I was told that the World Open held annually in Philadelphia can turn in huge profits based only on the number of entries that it received in every edition, but during the first few years of the event, the organizer was running the event at a loss. But, as the event continues year on, it become more popular as more and more players take part in the event. The event became known world over and attract chess players from all corners of the globe to participate in the event, and eventually attracting some sponsors as well.
Relating to my experience, whilst it may not be the World Open, all the events that I did was purely relying entry fees received from the players and participants. My first 2 events - the Renegade and Maverick, had impressive turnout and I did manage to get some profit out of it but the Warrior weekend was a letdown and it ran at a loss. I am not sure what the turn out will be for future events but I am hoping for the best.
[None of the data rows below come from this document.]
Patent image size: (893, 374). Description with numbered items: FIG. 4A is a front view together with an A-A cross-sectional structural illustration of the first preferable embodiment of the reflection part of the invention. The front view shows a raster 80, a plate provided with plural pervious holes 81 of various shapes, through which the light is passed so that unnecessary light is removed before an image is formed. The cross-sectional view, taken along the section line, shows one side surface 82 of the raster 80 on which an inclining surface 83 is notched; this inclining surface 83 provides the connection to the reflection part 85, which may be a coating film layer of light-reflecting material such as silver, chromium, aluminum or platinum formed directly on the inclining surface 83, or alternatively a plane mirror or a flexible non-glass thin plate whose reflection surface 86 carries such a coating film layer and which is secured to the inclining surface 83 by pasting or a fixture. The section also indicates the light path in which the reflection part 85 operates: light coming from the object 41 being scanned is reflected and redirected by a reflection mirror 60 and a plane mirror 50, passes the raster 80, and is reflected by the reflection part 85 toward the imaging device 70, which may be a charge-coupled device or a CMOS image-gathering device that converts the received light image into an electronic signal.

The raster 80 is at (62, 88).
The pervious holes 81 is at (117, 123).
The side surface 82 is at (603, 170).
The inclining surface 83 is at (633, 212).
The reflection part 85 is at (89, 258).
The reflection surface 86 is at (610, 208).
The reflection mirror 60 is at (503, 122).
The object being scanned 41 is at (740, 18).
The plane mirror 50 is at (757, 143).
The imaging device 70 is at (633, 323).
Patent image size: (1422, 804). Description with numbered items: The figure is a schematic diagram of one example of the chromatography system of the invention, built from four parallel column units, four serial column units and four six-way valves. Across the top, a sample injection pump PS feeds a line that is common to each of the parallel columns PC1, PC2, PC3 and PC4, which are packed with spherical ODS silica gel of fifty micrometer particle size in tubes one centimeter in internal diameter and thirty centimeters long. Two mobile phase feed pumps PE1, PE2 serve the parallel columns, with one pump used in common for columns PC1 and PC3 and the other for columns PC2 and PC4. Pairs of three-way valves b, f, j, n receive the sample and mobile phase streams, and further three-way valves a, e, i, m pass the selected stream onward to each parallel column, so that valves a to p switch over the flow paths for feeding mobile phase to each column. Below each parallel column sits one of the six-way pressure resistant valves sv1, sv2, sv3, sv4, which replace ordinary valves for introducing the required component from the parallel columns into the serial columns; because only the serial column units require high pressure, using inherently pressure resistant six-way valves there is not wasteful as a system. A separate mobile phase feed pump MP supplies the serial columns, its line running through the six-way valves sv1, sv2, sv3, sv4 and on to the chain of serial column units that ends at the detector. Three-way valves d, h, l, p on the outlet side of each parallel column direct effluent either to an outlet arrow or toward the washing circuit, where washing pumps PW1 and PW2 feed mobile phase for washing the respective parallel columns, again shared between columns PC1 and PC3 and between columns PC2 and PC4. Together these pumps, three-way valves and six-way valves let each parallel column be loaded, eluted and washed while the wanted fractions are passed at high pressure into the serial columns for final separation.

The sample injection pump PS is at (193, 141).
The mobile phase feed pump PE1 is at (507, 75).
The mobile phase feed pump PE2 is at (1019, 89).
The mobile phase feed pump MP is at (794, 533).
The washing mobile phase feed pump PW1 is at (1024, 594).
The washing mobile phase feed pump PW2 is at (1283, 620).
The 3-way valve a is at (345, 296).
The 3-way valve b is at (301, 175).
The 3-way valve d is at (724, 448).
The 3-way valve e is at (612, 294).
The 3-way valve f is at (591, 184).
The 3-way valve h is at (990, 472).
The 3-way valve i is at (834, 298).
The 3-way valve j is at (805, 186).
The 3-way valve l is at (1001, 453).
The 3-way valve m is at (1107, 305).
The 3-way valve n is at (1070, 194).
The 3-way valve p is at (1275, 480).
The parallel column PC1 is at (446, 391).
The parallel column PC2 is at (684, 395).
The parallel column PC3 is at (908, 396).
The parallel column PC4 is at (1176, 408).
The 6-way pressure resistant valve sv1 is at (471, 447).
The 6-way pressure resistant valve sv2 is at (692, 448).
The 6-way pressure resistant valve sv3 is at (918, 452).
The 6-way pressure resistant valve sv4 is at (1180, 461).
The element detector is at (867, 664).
Looking back at the previous events, Renegade success can be attributed to the fact that it was organized early in the year and Maverick was 2 weeks before the National Closed - there are some elements of "hunger" for players to take part in these events. On the other hand, the Warrior event was held during school exams week and in view of the coming MSSM, there were also a few selection events for the schools running during the same weekend. There were also weekend events ran 2 or 3 weekends prior to Warrior i.e. Ampang Chessmaster including events held in Perlis, Terengganu and also the Selangor Open hence, there could also be an element of "burnout" from the players - they just had too much chess to deal with. Anyway, events will go on and in view of the coming Puasa month and Raya celebration, the next weekend event should be sometime in September and I am hoping for more players to come and play - after all the celebration that all of us have had.
Organizing events has its ups and downs and there are plenty of rooms for improvement that can be learned from it. In most cases, players and parents continue to show their support despite some unfavorable incidences that may occur from time to time in the events. It is understandable that organizers - me included, are prone to make mistakes but, the most important thing is how we learn and move forward to improve the situation and not repeat the same mistake again. But, this is not a task for me alone because I do believe that both organizer and players, spectators, supporters and parents need to work together to improve the tournament condition in our country.
A friend of mind once said "I respect the players but I respect the organizers more because without the organizers, there would be no event for chess players to play in, and when there is no event, there is no rating and no title."